Data Science Notes

Sequence Modeling

  • LSTM is awesome, but not good enough
  • Transformers: how and why
  • $f(X) \approx y$, where $f$ is the model, X is the input and $y$ is the outcome/prediction
  • Sequence Modeling is a problem
  • $f:\mathbb{R}^d \mapsto \mathbb{R}$, $\mathbb{R}^d$ contains fixed size $d$ vectors
  • can not represent documents a fixed size vector
  • Documents are of various lengths
  • Not aware of any linear algebra that works on variable dimensionality
  • Classic way: bag of words
  • Order matters: “work to live” vs “live to work”; Both score same.
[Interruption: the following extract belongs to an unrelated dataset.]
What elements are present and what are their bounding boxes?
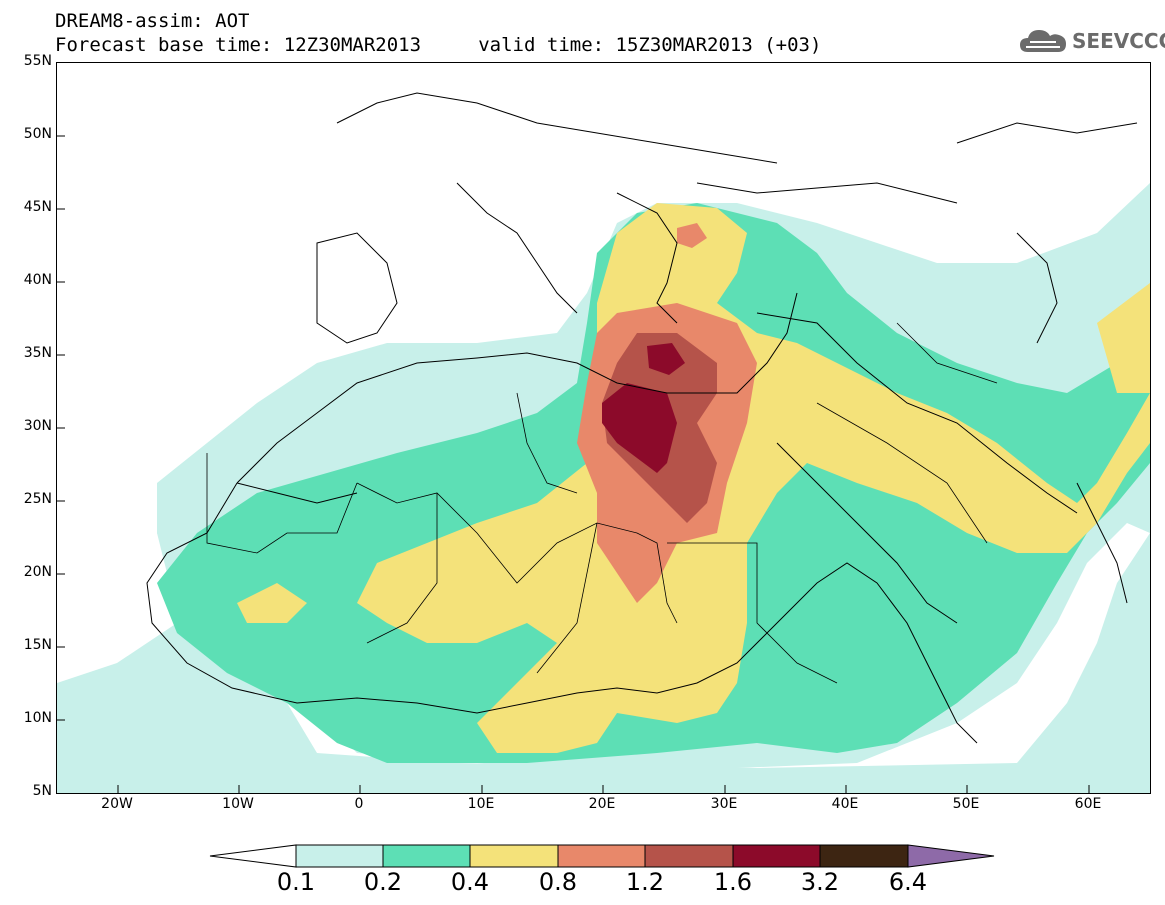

  • Solution would be N-grams dimensionality $V^N$
  • Bi-grams (Every pair of possible words)
  • Tri-grams (Every combination of three words)
  • This way we can distinguish between the two
  • English tri-grams: (10^15) dimensions
  • All sort of problems with that size of dimensions.
  • A natural way to solve this problem is the RNN (Recurrent Neural Network)
  • How to calculate $f(x_1,x_2,x_3,\cdots,x_n)$
  • A for-loop in math $H_{i+1}=A(H_i,X_I$)
  • The problem with RNN is vanishing and exploding gradients
    $H_3= A(A(A(H_0,x_0),x_1),x_2)$
    $A(H,x):=Wx+ZH$
    $H_N=W^N x_0 + W^{N-1} x_1 + …$
  • For 100 words, W^100, $0.9^100=7 \times 10^{-10}$, $1.1^100=189905276$
  • In linear algebra, this is about same except we need to think about eigenvalues of the matrix
  • Eigenvalues say- how much the matrix is going to grow or shrink vectors when the transformations are applied
  • If the eigenvalues are les than one, we see the gradients go to zero. If #\lambda>1$, gradients are going to explode.
  • This made RNN extremely difficult, So LSTM to the rescue
  • LSTM is a kind of Learning; Here it is not applied recursively on the main hidden vector, it is not like a CNN resnet.